Certainly the prevalence of women is not evident by attending an asset management conference…yet. But it occurred to me that this is a great role for women in a field where you might not expect to find many women! And I believe this is the beginning of an exciting trend and would like to highlight some of these women—and the interesting work they’re doing—to establish some role models and shine a light on this as a possible career path for young women.
In this article, we are featuring:
How did you get involved in the field of asset management?
I started my career at FortisBC (at that time it was Terasen Gas) in the System Integrity group, where our focus was ensuring the long term safety and operation of our transmission pipelines. We would recommend maintenance, inspections, or capital investments that would extend the life of those assets. This was really my first introduction to the concepts of asset management. After a few years in that role, I was looking for a change when a position in our Asset Management department came up. I took on the role of managing the maintenance planning group for our gas assets. It was in this role that I truly embraced and applied the principles of PAS55. Since then I’ve had the opportunity to grow and expand my responsibility in the group and to continue to develop our asset management maturity.
What attracted you to this field?
What first attracted me to asset management was the multidisciplinary nature of the work. In an asset-intensive organization like a utility the principles of asset management are so integral to the success of the organization that we get involved in many aspects of the business: operations, engineering, finance, regulatory, etc. It’s a great way to learn about how the company operates. Asset management also provided an opportunity to leverage my technical engineering background while giving me some exposure to a wide variety of the business functions within the organization.
What excites you most about this field?
What excites me most is seeing the principles of asset management gain traction, not only in the utility industry, but in other industries as well. Although every business and every industry has a slightly different approach, the importance of asset management practices and the life-cycle approach to managing assets has gained a lot of acceptance in recent years. Formalized asset management functions are becoming prevalent in many industries. As more and more companies and industries develop their asset management best practices, the opportunities to learn from one another grows exponentially. I’m looking forward to seeing what the next ten to twenty years in asset management will look like.
What are the most rewarding aspects of the work you do?
It’s being able to see the big picture and contribute to company performance. To make informed decisions our whole team has to understand what the company priorities are so we can develop our asset management strategies to support those priorities. There are a lot of moving parts, but the challenge is what makes it such a rewarding field to work in.

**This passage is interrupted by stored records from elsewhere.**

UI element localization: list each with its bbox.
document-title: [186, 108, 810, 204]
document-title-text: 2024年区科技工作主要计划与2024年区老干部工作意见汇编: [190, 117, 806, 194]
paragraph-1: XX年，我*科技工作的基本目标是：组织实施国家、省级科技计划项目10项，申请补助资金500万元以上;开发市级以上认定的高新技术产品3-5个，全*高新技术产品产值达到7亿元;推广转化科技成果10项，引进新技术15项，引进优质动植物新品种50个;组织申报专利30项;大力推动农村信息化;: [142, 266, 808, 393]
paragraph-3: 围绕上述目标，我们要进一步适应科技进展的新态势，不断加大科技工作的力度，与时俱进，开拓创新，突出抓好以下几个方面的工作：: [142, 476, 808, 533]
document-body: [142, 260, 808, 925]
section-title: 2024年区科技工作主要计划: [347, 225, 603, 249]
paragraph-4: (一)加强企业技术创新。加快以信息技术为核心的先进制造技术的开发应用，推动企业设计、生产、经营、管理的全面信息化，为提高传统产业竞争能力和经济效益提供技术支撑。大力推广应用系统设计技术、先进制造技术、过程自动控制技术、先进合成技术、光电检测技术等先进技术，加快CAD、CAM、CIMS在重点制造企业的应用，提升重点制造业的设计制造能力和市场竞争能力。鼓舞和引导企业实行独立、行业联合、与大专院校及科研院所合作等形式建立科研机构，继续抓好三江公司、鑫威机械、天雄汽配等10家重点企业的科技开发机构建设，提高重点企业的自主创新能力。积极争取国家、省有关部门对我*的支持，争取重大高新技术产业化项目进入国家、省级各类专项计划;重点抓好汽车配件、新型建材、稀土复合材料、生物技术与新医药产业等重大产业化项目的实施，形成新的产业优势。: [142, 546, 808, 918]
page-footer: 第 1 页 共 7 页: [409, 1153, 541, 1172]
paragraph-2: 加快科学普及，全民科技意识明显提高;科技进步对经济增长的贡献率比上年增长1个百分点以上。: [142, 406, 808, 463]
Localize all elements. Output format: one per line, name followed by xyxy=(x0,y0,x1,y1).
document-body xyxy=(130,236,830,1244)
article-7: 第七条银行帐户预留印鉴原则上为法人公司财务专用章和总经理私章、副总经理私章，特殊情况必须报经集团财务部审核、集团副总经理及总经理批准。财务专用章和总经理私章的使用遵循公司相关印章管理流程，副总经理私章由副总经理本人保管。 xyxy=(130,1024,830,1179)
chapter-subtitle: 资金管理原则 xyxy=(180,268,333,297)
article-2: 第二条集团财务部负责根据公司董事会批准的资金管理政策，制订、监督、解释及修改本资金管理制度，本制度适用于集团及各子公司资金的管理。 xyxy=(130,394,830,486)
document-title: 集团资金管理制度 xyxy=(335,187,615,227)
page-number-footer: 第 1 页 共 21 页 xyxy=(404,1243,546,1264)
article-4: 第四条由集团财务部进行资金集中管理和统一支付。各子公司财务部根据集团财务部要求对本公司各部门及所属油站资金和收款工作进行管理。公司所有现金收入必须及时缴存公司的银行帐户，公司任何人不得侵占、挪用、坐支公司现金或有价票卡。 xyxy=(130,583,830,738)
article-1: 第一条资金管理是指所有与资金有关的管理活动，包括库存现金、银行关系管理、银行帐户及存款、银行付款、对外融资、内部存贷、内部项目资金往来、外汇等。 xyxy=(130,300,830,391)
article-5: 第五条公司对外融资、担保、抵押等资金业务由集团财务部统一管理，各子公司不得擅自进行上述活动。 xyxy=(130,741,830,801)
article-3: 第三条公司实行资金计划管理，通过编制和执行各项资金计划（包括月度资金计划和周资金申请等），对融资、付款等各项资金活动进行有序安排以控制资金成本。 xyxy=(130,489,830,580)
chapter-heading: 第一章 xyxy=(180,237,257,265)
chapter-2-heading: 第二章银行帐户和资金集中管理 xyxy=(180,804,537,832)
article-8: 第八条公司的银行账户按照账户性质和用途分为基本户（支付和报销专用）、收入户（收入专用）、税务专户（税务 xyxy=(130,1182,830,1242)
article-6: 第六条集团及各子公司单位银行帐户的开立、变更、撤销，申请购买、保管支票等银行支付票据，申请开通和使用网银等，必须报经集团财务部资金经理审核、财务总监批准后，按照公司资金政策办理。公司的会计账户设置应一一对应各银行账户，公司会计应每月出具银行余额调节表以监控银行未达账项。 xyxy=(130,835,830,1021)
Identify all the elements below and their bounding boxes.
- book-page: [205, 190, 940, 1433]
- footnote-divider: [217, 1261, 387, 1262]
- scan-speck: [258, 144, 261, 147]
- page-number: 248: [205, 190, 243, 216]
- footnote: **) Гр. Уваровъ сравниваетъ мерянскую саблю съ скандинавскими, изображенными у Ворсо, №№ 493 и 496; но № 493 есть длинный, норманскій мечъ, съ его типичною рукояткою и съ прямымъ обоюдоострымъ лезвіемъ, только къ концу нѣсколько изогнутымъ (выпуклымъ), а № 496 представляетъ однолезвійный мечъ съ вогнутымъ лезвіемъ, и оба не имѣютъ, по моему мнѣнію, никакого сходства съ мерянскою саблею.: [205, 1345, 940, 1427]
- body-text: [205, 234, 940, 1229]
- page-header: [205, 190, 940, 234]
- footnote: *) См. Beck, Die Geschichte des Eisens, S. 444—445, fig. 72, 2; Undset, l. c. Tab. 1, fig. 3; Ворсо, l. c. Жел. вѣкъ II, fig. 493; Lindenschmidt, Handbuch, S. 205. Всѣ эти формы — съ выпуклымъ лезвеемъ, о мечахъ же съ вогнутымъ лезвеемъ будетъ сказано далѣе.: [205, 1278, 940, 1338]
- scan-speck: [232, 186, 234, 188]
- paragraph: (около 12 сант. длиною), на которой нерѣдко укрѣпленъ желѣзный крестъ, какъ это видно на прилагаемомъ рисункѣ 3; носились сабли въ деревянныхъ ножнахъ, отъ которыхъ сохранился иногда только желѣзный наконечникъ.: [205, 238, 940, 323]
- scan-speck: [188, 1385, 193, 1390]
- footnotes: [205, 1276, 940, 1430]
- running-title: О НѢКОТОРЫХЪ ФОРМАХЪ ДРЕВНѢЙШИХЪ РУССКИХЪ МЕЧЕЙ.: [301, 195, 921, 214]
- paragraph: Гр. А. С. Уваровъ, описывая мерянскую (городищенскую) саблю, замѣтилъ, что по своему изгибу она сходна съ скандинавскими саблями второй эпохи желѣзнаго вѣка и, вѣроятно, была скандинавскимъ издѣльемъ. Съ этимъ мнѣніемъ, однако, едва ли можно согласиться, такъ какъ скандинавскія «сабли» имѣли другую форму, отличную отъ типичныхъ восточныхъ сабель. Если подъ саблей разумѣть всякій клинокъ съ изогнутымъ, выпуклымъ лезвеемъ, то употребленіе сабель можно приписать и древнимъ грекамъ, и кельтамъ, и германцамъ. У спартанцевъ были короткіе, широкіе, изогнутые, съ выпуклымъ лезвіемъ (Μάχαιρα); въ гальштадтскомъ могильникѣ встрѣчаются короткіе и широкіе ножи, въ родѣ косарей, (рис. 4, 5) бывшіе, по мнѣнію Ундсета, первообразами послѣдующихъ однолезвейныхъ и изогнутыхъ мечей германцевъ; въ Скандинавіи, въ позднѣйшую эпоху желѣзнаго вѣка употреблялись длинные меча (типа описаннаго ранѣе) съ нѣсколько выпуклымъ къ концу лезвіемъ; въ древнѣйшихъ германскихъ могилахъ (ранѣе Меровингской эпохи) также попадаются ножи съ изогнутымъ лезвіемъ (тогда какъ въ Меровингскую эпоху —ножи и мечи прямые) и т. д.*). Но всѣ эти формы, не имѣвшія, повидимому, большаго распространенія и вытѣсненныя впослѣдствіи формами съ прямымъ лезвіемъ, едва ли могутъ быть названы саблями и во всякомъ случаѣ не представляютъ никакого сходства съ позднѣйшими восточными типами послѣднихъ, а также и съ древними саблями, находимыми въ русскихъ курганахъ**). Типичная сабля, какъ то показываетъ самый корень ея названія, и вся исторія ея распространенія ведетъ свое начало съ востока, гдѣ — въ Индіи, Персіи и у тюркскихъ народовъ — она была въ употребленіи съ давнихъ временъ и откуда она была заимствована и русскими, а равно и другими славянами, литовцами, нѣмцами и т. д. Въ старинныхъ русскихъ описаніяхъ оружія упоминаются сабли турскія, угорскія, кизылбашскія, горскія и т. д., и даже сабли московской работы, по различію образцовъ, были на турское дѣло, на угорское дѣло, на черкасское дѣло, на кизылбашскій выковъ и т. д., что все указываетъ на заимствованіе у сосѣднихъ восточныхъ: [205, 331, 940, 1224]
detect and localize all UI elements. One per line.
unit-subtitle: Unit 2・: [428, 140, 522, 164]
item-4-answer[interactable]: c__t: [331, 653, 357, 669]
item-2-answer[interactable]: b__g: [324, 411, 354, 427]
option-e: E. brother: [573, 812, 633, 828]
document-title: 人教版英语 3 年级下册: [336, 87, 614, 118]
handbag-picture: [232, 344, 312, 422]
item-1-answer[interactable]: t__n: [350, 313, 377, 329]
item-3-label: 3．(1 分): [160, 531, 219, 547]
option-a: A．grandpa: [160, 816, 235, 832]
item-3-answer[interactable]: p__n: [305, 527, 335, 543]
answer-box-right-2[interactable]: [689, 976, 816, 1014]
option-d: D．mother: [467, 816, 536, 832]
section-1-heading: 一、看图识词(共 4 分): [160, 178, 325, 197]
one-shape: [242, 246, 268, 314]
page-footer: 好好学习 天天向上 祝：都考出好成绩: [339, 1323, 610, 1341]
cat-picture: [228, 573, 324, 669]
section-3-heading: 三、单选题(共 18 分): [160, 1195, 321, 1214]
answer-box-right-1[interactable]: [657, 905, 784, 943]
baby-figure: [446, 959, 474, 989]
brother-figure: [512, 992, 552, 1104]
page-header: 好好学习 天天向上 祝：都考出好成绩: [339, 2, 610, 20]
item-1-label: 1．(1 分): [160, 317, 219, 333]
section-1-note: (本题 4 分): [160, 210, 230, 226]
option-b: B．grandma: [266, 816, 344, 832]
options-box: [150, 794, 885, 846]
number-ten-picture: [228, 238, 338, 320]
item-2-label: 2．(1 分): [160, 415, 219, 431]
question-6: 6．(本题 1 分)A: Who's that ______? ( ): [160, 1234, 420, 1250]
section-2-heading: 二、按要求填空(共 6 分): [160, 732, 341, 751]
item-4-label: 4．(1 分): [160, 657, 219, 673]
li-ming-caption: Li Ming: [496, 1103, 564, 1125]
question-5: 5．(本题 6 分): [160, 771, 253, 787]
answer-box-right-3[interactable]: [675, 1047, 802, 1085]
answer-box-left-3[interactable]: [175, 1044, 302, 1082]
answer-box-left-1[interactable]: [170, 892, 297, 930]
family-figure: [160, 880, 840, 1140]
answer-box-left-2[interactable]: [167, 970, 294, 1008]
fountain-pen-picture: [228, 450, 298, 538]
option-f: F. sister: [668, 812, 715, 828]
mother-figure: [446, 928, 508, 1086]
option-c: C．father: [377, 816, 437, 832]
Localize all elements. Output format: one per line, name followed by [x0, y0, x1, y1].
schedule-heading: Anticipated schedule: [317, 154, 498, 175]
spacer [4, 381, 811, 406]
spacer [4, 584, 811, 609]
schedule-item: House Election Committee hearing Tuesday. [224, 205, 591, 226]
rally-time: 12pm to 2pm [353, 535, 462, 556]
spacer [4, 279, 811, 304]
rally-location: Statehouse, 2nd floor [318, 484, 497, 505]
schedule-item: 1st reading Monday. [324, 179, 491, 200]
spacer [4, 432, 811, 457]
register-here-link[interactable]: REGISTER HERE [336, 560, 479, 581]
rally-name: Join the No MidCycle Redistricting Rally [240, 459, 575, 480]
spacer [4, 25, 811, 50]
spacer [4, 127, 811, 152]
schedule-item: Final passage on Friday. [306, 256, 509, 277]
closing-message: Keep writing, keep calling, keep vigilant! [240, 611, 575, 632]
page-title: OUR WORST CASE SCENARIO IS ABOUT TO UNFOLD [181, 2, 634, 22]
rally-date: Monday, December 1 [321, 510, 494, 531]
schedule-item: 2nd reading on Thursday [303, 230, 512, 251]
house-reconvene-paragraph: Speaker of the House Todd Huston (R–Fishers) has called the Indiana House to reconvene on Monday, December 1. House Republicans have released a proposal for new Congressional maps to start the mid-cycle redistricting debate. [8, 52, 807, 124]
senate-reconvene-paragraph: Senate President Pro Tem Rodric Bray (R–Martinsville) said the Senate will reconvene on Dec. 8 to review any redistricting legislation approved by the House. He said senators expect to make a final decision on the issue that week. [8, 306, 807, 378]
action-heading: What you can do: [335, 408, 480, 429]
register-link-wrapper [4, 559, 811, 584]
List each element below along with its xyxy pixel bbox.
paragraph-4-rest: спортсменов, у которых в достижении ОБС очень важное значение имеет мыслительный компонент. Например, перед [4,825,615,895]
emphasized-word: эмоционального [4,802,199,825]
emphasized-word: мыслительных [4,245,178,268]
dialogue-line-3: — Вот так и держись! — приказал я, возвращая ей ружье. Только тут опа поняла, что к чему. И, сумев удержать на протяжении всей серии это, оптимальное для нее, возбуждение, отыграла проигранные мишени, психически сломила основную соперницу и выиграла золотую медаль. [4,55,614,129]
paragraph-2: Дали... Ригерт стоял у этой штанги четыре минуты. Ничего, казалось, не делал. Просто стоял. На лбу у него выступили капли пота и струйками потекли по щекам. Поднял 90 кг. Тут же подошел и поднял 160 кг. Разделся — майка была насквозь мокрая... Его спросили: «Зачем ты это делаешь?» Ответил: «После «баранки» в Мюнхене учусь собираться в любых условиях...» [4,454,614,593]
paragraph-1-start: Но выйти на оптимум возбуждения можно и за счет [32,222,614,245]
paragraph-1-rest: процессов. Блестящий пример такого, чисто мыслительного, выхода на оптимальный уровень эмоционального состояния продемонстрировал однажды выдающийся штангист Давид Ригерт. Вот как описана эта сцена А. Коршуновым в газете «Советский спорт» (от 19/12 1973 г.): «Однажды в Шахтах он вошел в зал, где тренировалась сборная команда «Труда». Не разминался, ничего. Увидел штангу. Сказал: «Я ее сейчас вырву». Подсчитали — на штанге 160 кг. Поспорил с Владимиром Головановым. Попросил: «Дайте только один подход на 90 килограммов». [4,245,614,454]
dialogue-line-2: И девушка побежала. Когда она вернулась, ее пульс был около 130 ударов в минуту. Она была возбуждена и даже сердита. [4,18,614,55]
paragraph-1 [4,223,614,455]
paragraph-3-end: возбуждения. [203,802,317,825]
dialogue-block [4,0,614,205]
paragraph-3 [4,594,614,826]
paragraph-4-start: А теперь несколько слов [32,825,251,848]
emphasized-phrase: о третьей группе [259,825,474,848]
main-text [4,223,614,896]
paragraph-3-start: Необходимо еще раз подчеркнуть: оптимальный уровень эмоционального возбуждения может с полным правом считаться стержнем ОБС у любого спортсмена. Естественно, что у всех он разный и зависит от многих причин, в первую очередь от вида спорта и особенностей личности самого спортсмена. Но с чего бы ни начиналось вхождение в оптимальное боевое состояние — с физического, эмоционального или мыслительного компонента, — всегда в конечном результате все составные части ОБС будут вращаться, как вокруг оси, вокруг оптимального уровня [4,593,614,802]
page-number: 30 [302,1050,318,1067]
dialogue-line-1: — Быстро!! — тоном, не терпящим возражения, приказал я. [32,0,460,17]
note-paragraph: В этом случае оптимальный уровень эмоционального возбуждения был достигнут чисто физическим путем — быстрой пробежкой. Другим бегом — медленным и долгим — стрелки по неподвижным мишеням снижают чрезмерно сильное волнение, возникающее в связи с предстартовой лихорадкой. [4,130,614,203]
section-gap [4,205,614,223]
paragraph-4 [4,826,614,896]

Where are you (and your team) making the biggest impact?
We’re currently making the biggest impact by working cooperatively with operations to improve our short and long-term planning of maintenance and capital activities. Not only are we ensuring that our activities are being prioritized to add the greatest value, but we’re also working with operations to make sure that those activities are planned in such a way that we can achieve the greatest efficiency of resources.
What do you think are the biggest challenges?
Working with different groups throughout the organization is one of the most rewarding aspects of asset management, but can also be the most challenging. Almost any initiative that we’re pursuing in Asset Management touches at least one, if not several, other groups in the organization. There are always competing interests and priorities in the groups that we’re working with. Finding ways help address those priorities while still advancing asset management principles can be a hard line to walk. It becomes very important to have strong working relationships with others in the company to help arrive at a solution that works for all.
Would you recommend asset management to other women as a career?
Absolutely. Asset management is the perfect way to combine your technical knowledge and business acumen. Because it covers such a broad skill set, individuals from a wide variety of educational backgrounds and with a wide variety of skill sets can find a rewarding career in asset management.